What follows is the response by the Workers Party to the Equality Impact Assessment Consultation on the Department for Infrastructure (DfI) Draft Budget 2025-26. The Party argues that economic equality is missing from the list of relevant factors, and this must be the case while capitalist economic relations remain in place.

Equality of Outcomes Missing from Discussion

Budget decisions are made within the constraints of the political-economic system. We note, for example that Equality Scheme commits DfI and other departments to determine if there are any impacts on “equality of opportunity” rather than a more substantive commitment to equality of outcomes.

We also note that, while Section 75 of the NI Act 1998 requires the Department to have due regard to the need to promote equality of opportunity in relation to religious beliefs, racial background., age, marital status, different sexual orientations, different political opinions and others, there is no requirement to mitigate economic inequality, and indeed the idea of a government setting out to bring about substantive economic equality is almost laughable within the current set-up.

Economic Inequality

Research from 2022 by the Money and Pensions Service found that 31% of people in Northern Ireland had less than £100 in savings, of whom almost one in four (23%) had no savings. In their 2016 report on Economic inequality in Northern Ireland, researchers Tinson, Aldridge, and MacInnes note that “a minority of households account for the vast majority of household savings and inequality appears to be quite high”. The absence of ready cash among a third of our people crucially affects the degree to which they can avail of infrastructural services, primarily transport.

Inequality of Incomes

In relation to income, the UK is relatively unequal when compared to other European countries, and the median income (at which half of people are above and half are below) in Northern Ireland is £570 per week (£2,288 per month). As with Great Britain, in 2016 the bottom 30% of households in Northern Ireland accounted for 14% of total income. The top 30% accounted for 51% and the top 10% of Northern Irish households alone received 24% of all income.

Inequality of Wealth

Some recent academic research has found that in 2023 the richest 50 families in the UK had more wealth than the bottom half of the UK population (33.5 million people): both groups own £466 billion. The researchers also note that “while the super-rich … have never been wealthier, the UK government is poorer than at any time over the last 30 years”. The researchers say that a tax of 4% on the wealth of the richest 50 families each year would raise enough to give all public sector workers (5.5 million people) a standard of living preserving pay rise of 10.5%”.

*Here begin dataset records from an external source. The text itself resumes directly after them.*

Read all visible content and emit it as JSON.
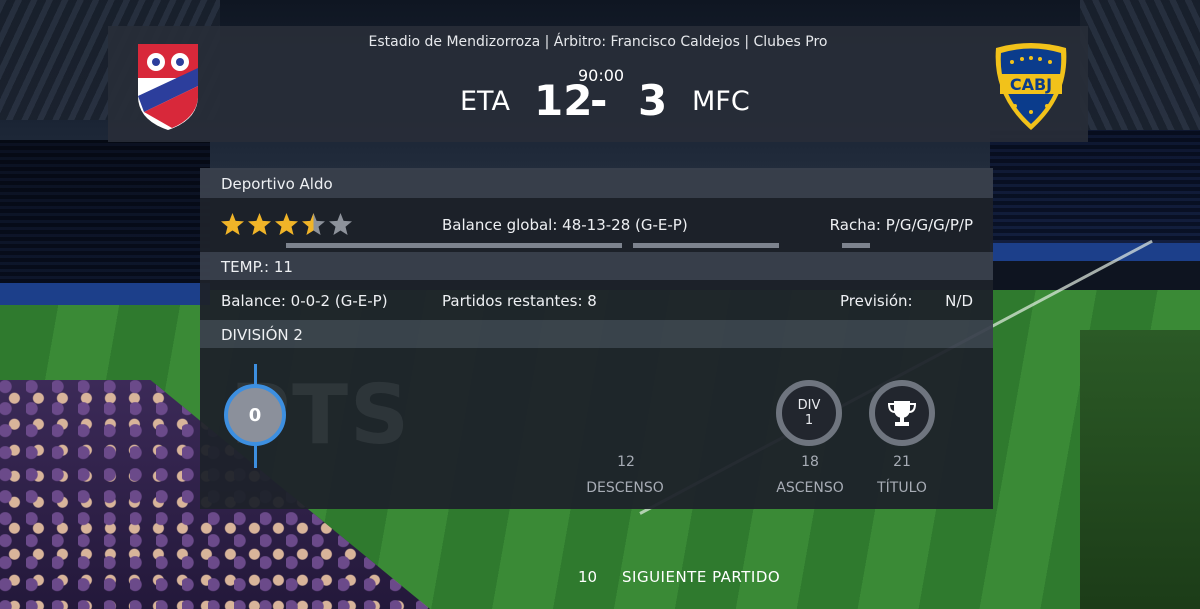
{
  "match": {
    "info": "Estadio de Mendizorroza | Árbitro: Francisco Caldejos | Clubes Pro",
    "time": "90:00",
    "home_team": "ETA",
    "home_score": "12",
    "separator": "-",
    "away_score": "3",
    "away_team": "MFC",
    "away_crest_text": "CABJ"
  },
  "club": {
    "name": "Deportivo Aldo",
    "rating_stars": 3.5,
    "rating_max": 5,
    "overall_label": "Balance global: 48-13-28 (G-E-P)",
    "streak_label": "Racha: P/G/G/G/P/P"
  },
  "season": {
    "header": "TEMP.: 11",
    "balance_label": "Balance: 0-0-2 (G-E-P)",
    "remaining_label": "Partidos restantes: 8",
    "forecast_label": "Previsión:",
    "forecast_value": "N/D"
  },
  "division": {
    "header": "DIVISIÓN 2",
    "watermark": "PTS",
    "current_points": "0",
    "relegation_points": "12",
    "relegation_label": "DESCENSO",
    "promotion_points": "18",
    "promotion_label": "ASCENSO",
    "promotion_badge_line1": "DIV",
    "promotion_badge_line2": "1",
    "title_points": "21",
    "title_label": "TÍTULO"
  },
  "footer": {
    "countdown": "10",
    "next_label": "SIGUIENTE PARTIDO"
  },
  "colors": {
    "accent_blue": "#3d8fe0",
    "star_gold": "#f0b428",
    "star_empty": "#8d929b"
  }
}
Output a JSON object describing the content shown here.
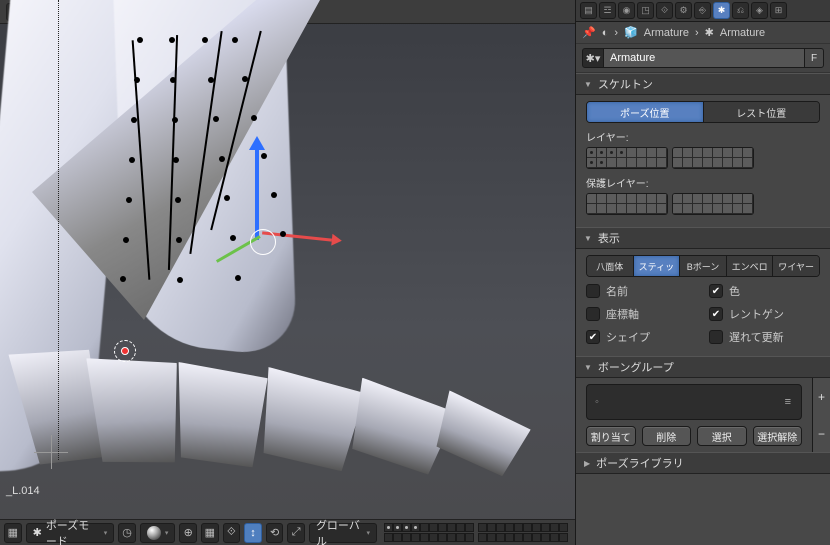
{
  "viewport": {
    "bottom_label": "_L.014",
    "mode_label": "ポーズモード",
    "orientation": "グローバル"
  },
  "sidebar": {
    "breadcrumb": {
      "item1": "Armature",
      "item2": "Armature"
    },
    "name_field": "Armature",
    "name_suffix": "F",
    "skeleton": {
      "header": "スケルトン",
      "pose_position": "ポーズ位置",
      "rest_position": "レスト位置",
      "layer_label": "レイヤー:",
      "protected_label": "保護レイヤー:"
    },
    "display": {
      "header": "表示",
      "octa": "八面体",
      "stick": "スティッ",
      "bbone": "Bボーン",
      "envelope": "エンベロ",
      "wire": "ワイヤー",
      "name_cb": "名前",
      "axes_cb": "座標軸",
      "shape_cb": "シェイプ",
      "color_cb": "色",
      "xray_cb": "レントゲン",
      "delay_cb": "遅れて更新"
    },
    "bone_groups": {
      "header": "ボーングループ",
      "assign": "割り当て",
      "remove": "削除",
      "select": "選択",
      "deselect": "選択解除"
    },
    "pose_library": {
      "header": "ポーズライブラリ"
    }
  }
}
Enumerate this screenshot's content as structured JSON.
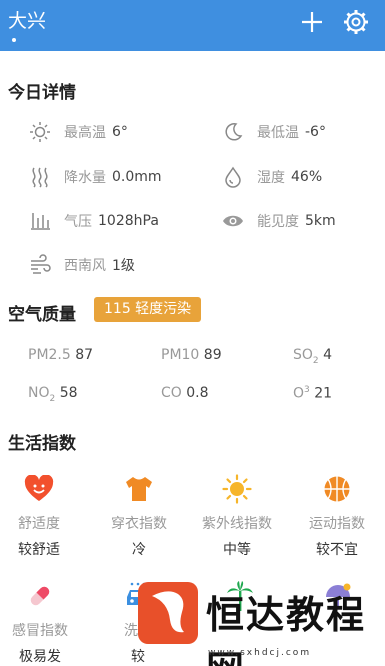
{
  "header": {
    "city": "大兴"
  },
  "sections": {
    "today": "今日详情",
    "air": "空气质量",
    "life": "生活指数"
  },
  "details": [
    {
      "icon": "sun-icon",
      "label": "最高温",
      "value": "6°"
    },
    {
      "icon": "moon-icon",
      "label": "最低温",
      "value": "-6°"
    },
    {
      "icon": "rain-icon",
      "label": "降水量",
      "value": "0.0mm"
    },
    {
      "icon": "humidity-icon",
      "label": "湿度",
      "value": "46%"
    },
    {
      "icon": "pressure-icon",
      "label": "气压",
      "value": "1028hPa"
    },
    {
      "icon": "eye-icon",
      "label": "能见度",
      "value": "5km"
    },
    {
      "icon": "wind-icon",
      "label": "西南风",
      "value": "1级"
    }
  ],
  "aqi": {
    "badge": "115 轻度污染",
    "badge_color": "#e8a33a",
    "items": {
      "pm25_label": "PM2.5",
      "pm25_value": "87",
      "pm10_label": "PM10",
      "pm10_value": "89",
      "so2_label": "SO",
      "so2_sub": "2",
      "so2_value": "4",
      "no2_label": "NO",
      "no2_sub": "2",
      "no2_value": "58",
      "co_label": "CO",
      "co_value": "0.8",
      "o3_label": "O",
      "o3_sup": "3",
      "o3_value": "21"
    }
  },
  "indices": [
    {
      "icon": "heart-icon",
      "name": "舒适度",
      "value": "较舒适"
    },
    {
      "icon": "shirt-icon",
      "name": "穿衣指数",
      "value": "冷"
    },
    {
      "icon": "sun-uv-icon",
      "name": "紫外线指数",
      "value": "中等"
    },
    {
      "icon": "basketball-icon",
      "name": "运动指数",
      "value": "较不宜"
    },
    {
      "icon": "pill-icon",
      "name": "感冒指数",
      "value": "极易发"
    },
    {
      "icon": "car-icon",
      "name": "洗车",
      "value": "较"
    },
    {
      "icon": "palm-icon",
      "name": "",
      "value": ""
    },
    {
      "icon": "umbrella-icon",
      "name": "",
      "value": ""
    }
  ],
  "watermark": {
    "text": "恒达教程网",
    "url": "www.sxhdcj.com"
  },
  "colors": {
    "header": "#3f8fe0",
    "accent_orange": "#f08a24"
  }
}
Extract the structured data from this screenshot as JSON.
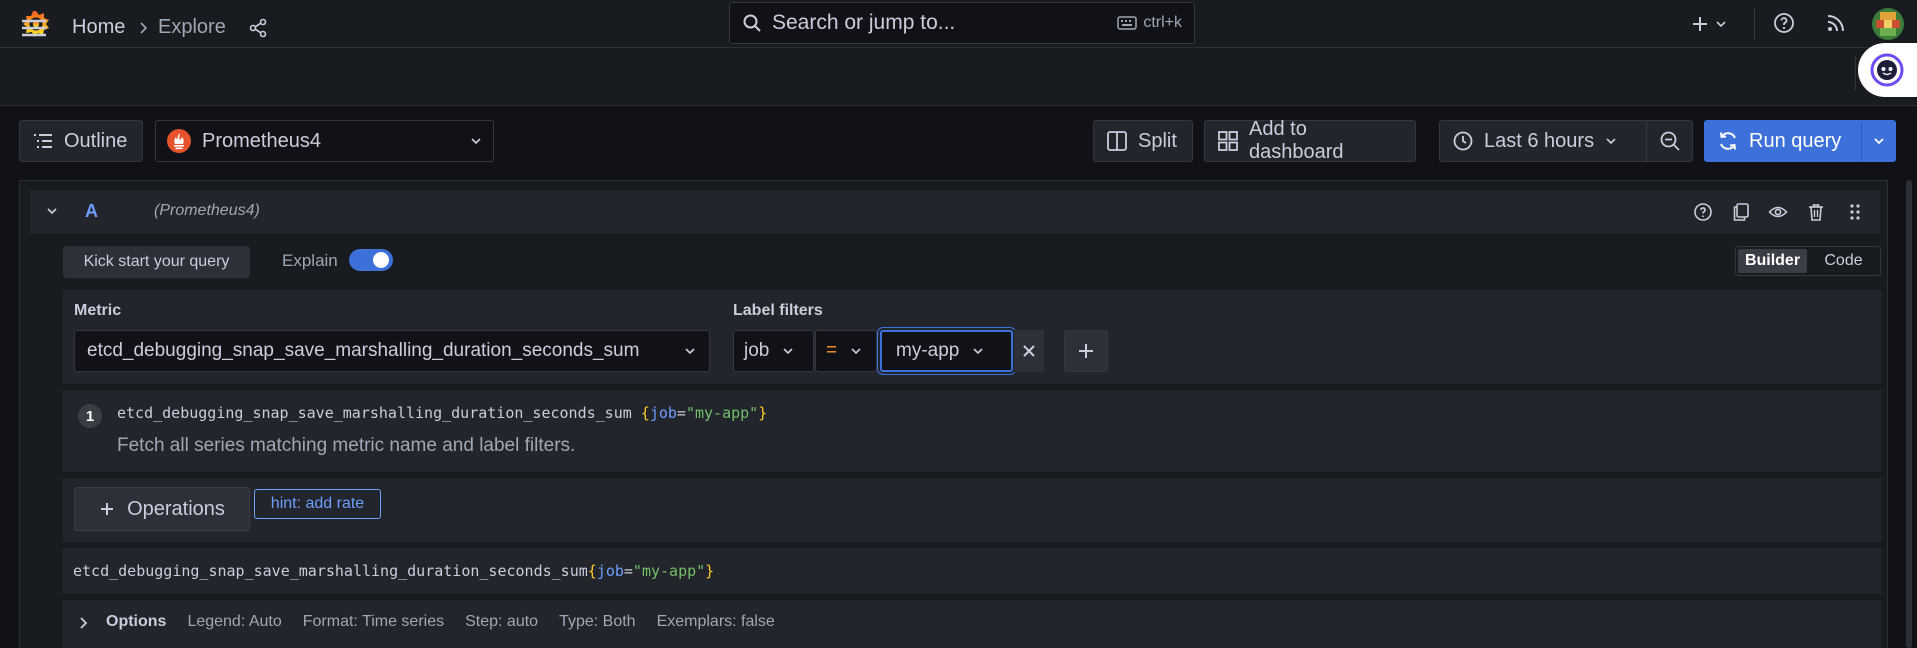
{
  "topbar": {
    "search_placeholder": "Search or jump to...",
    "search_shortcut": "ctrl+k",
    "icons": [
      "grafana-logo-icon",
      "search-icon",
      "keyboard-icon",
      "plus-icon",
      "chevron-down-icon",
      "help-icon",
      "news-icon",
      "user-avatar"
    ]
  },
  "breadcrumb": {
    "home": "Home",
    "current": "Explore"
  },
  "toolbar": {
    "outline_label": "Outline",
    "datasource": "Prometheus4",
    "split_label": "Split",
    "add_to_dashboard_label": "Add to dashboard",
    "time_range": "Last 6 hours",
    "run_query_label": "Run query"
  },
  "query": {
    "ref_id": "A",
    "datasource_label": "(Prometheus4)",
    "kick_start_label": "Kick start your query",
    "explain_label": "Explain",
    "explain_on": true,
    "mode_builder": "Builder",
    "mode_code": "Code",
    "active_mode": "Builder",
    "metric_label": "Metric",
    "metric_value": "etcd_debugging_snap_save_marshalling_duration_seconds_sum",
    "label_filters_label": "Label filters",
    "label_filter": {
      "key": "job",
      "operator": "=",
      "value": "my-app"
    },
    "explain": {
      "step": "1",
      "metric": "etcd_debugging_snap_save_marshalling_duration_seconds_sum",
      "open_brace": "{",
      "label_key": "job",
      "eq": "=",
      "label_value": "\"my-app\"",
      "close_brace": "}",
      "description": "Fetch all series matching metric name and label filters."
    },
    "operations_label": "Operations",
    "hint_label": "hint: add rate",
    "raw": {
      "metric": "etcd_debugging_snap_save_marshalling_duration_seconds_sum",
      "open_brace": "{",
      "label_key": "job",
      "eq": "=",
      "label_value": "\"my-app\"",
      "close_brace": "}"
    },
    "options": {
      "title": "Options",
      "legend": "Legend: Auto",
      "format": "Format: Time series",
      "step": "Step: auto",
      "type": "Type: Both",
      "exemplars": "Exemplars: false"
    }
  },
  "colors": {
    "background": "#111217",
    "panel": "#181b1f",
    "accent": "#3d71d9",
    "link": "#6e9fff",
    "brace": "#ffcb2b",
    "string": "#73bf69",
    "operator": "#ff9830"
  }
}
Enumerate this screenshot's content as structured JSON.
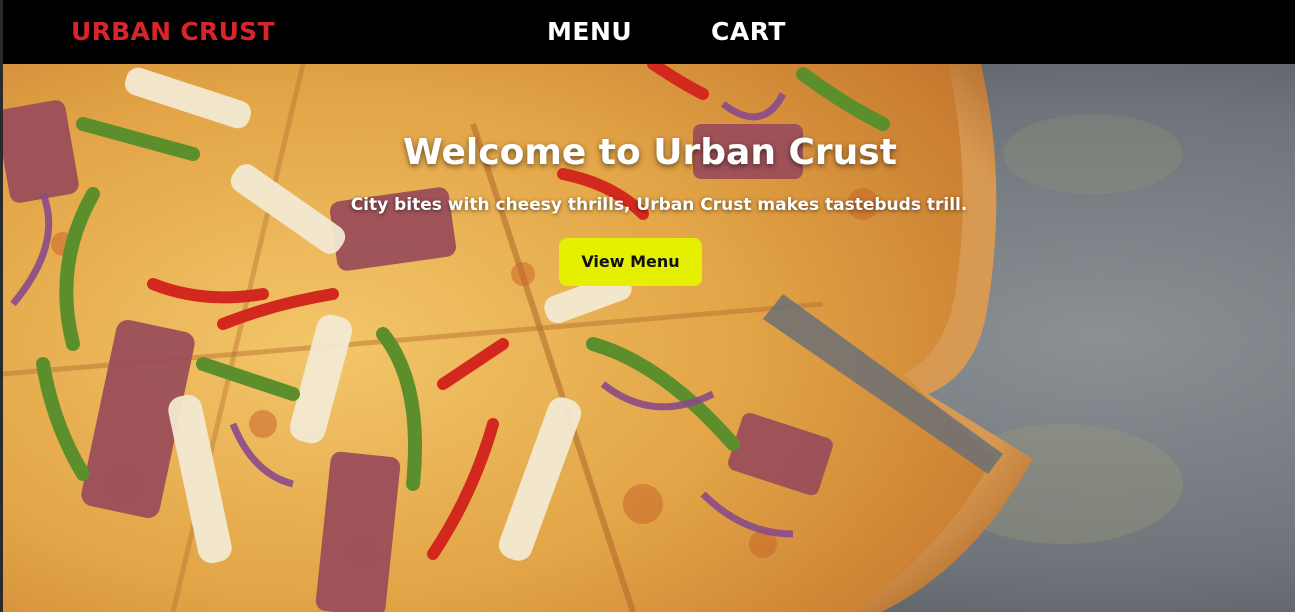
{
  "header": {
    "brand": "URBAN CRUST",
    "nav": {
      "menu": "MENU",
      "cart": "CART"
    }
  },
  "hero": {
    "title": "Welcome to Urban Crust",
    "subtitle": "City bites with cheesy thrills, Urban Crust makes tastebuds trill.",
    "cta_label": "View Menu"
  },
  "colors": {
    "brand_red": "#d7262b",
    "cta_yellow": "#e5f000",
    "nav_bg": "#000000"
  }
}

Part of the monies raised by a wealth tax could be used to right “the historic underfunding the Department [for Infrastructure] has faced for many years”. Monies currently in the coffers of what is essentially an oligarchy could be used to create a world-class public transport system throughout Northern Ireland, to clean up Lough Neagh, to fix our increasingly crumbling school infrastructure, to modernise water provision, and to provide funding for other aspects of the Department for Infrastructure Resource Budget.

Capitalist Monopolies

In relation to financial inequality, we should also mention Swiss research from 2011, which found that 40% of the control over the economic value of Transnational Corporations (TNCs) in the world is held, via a complicated web of ownership relations, by a group of 147 ‘core’ TNCs. “The top holders within the core can …be thought of as an economic ‘super-entity’ in the global network of corporations”. Three-quarters of these ‘super-entity’ companies are financial intermediaries. A commitment to substantive economic democracy would make us look into the extent to which businesses belonging to this super-entity shape and control the economy and infrastructure of Northern Ireland.

A commitment to substantive equality of economic outcomes

Timson and colleagues recommend that “distributional analysis should become mainstream in Northern Ireland government decision-making, and should be published where appropriate”. The Workers Party agrees, and we would go further in stating that equality impact assessment by the DfI and other departments should be based on a commitment to all the equality issues outlined in Section 75 of the NI Act 1998, and a crucial additional commitment to a substantive equality of economic outcomes.